Вскоре Сенейра заснула и привалилась ко мне, дрожа от холода, такая изможденная, что я не смог разбудить ее, чтобы вернуться в лагерь. В конце концов я отнес ее обратно, что было нелегко — не то чтобы она была тяжелая, но жизнь ученика мага тоже не сделала меня силачом. Я обрадовался, когда Рози увидела, как я подхожу к лагерю, и помогла донести девушку до костра.
— Она продрогла, — сказала аргоси, укладывая ее на спальный мешок возле костра. — Я полагаю, приступ был довольно заметный?
— Заметный? — неверящим голосом спросил я. — Вы так это называете? Черная Тень мучает ее!
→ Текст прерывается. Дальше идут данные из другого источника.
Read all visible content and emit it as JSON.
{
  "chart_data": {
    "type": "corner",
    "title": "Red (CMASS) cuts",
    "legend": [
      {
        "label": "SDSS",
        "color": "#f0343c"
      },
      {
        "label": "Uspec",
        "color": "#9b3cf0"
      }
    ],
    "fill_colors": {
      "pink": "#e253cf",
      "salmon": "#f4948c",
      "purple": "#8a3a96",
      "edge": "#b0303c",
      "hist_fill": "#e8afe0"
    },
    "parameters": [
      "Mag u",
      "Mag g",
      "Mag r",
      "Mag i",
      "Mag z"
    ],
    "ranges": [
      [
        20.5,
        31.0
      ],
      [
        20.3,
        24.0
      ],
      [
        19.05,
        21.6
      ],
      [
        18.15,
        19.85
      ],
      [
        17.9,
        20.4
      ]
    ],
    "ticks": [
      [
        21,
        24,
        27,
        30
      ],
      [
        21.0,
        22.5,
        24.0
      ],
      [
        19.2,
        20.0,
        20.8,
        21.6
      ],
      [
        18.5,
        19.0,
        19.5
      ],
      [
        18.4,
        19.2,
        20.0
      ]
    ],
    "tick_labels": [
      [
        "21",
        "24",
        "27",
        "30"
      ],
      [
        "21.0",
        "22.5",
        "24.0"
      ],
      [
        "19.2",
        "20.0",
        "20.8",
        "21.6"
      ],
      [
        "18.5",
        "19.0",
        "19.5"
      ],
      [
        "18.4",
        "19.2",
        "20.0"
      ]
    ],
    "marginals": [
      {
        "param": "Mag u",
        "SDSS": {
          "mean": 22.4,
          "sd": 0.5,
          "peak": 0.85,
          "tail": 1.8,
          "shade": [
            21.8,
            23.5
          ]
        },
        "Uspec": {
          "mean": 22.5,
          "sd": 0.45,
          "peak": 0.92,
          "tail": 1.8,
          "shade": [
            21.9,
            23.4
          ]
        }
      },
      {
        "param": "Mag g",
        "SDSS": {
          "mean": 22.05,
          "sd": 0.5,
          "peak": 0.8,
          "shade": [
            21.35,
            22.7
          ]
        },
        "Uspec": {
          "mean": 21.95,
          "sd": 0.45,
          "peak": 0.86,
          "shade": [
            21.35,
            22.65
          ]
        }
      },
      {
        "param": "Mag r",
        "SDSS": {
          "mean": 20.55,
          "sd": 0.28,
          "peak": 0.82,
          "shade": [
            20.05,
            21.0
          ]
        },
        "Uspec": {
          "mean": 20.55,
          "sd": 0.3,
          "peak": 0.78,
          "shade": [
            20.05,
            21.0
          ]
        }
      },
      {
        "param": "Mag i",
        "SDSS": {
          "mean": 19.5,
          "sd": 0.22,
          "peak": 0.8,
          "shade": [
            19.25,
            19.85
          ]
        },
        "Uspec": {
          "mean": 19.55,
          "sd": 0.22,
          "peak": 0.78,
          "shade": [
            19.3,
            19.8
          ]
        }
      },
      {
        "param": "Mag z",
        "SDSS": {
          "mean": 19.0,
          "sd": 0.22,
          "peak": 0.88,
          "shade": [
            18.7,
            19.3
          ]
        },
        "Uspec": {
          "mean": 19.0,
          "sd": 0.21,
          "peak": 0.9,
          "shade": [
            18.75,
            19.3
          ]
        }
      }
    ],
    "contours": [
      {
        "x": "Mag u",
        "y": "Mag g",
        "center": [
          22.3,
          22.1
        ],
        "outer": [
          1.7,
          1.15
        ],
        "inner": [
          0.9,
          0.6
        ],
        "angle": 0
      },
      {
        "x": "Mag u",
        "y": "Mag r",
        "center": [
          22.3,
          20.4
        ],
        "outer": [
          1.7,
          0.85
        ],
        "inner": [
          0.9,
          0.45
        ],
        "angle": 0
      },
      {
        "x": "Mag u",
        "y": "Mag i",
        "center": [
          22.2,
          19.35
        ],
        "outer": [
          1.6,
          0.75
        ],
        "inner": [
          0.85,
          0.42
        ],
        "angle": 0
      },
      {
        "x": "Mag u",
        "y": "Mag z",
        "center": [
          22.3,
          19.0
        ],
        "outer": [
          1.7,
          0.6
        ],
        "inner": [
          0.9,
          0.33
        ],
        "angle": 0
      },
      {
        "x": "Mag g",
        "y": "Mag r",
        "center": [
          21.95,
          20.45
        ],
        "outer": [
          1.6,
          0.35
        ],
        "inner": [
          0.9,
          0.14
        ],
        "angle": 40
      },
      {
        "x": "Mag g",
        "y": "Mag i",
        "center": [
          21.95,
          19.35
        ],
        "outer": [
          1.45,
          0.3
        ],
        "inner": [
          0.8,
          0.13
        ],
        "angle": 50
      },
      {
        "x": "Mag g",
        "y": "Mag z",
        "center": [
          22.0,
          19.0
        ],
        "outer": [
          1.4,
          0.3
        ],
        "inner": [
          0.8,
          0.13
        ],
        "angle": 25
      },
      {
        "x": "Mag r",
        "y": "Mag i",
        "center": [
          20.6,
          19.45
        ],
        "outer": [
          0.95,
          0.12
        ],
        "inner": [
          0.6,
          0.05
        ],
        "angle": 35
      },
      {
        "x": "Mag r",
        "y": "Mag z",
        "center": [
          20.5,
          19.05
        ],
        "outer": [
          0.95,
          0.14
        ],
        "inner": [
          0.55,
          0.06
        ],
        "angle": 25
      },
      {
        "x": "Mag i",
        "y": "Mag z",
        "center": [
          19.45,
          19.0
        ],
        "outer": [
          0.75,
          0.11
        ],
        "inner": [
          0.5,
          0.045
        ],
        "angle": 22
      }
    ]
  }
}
— Рози не пытается проявить особенную бесчувственность, — сказала Фериус, опускаясь на колени, чтобы осмотреть Сенейру. — Просто она по-другому не умеет. Идущая по пути Шипов и Роз не особо ценит сантименты.
Глаза Рози сузились.
— Сомневаюсь, что ее болезнь поддастся сантиментам. Или ты полагаешь, что колыбельные и сказки на ночь облегчат страдания девочки?
Фериус убрала мокрые спутанные волосы с лица Сенейры.
— Но и не повредят.
— На Алый Крик твои нежные слова и доброе сердце не подействовали, сестра. Тем, кто заболевал этой чумой, больше помогла бы быстрая смерть, а не твои бесполезные попытки их утешить.
Отблески костра угрожающе заиграли на щеках Фериус, когда она сцепилась взглядом с другой аргоси.
— Это не Алый Крик, поэтому придержи коней.
На Рози это не произвело никакого впечатления.
— Своими нежностями ты принижаешь отвагу моей подопечной. Если у нее какая-то новая форма магической чумы, то мы должны приготовиться к неизбежному, и я боюсь, что у тебя нет…
Из темноты появился Рейчис. Он обнюхал Сенейру, потом посмотрел на обеих аргоси и зашипел на них.
— В чем дело, Рейчис? — спросил я.
— Девочка только притворяется, что спит, — прорычал он. — Она напугана до полусмерти, а от разговоров этих аргоси ей только хуже.
Никто, кроме меня, не понимал его, но Фериус считала выражение на моем лице и вскоре все поняла.
— Скоро утро. Нам всем надо поспать, а там посмотрим, что принесет завтрашний день.
Рози кивнула в знак согласия, но, развернувшись, все-таки сказала:
— Аргоси следует за ветром, куда бы тот ни вел, сестра, но всегда помнит, что путь Грома идет за ним по пятам.
Рейчис злобно зыркнул на нее.
— Пусть она только отвернется, и я точно сопру все ее барахло.
Я взглянул на Сенейру. Глаза у нее все еще были прикрыты, а по щекам текли слезы. Я пытался придумать, что бы такое сказать в утешение, но Рейчис среагировал быстрее, чем очень удивил меня, устроившись у девушки под боком и прижавшись к ее шее, чтобы согреть.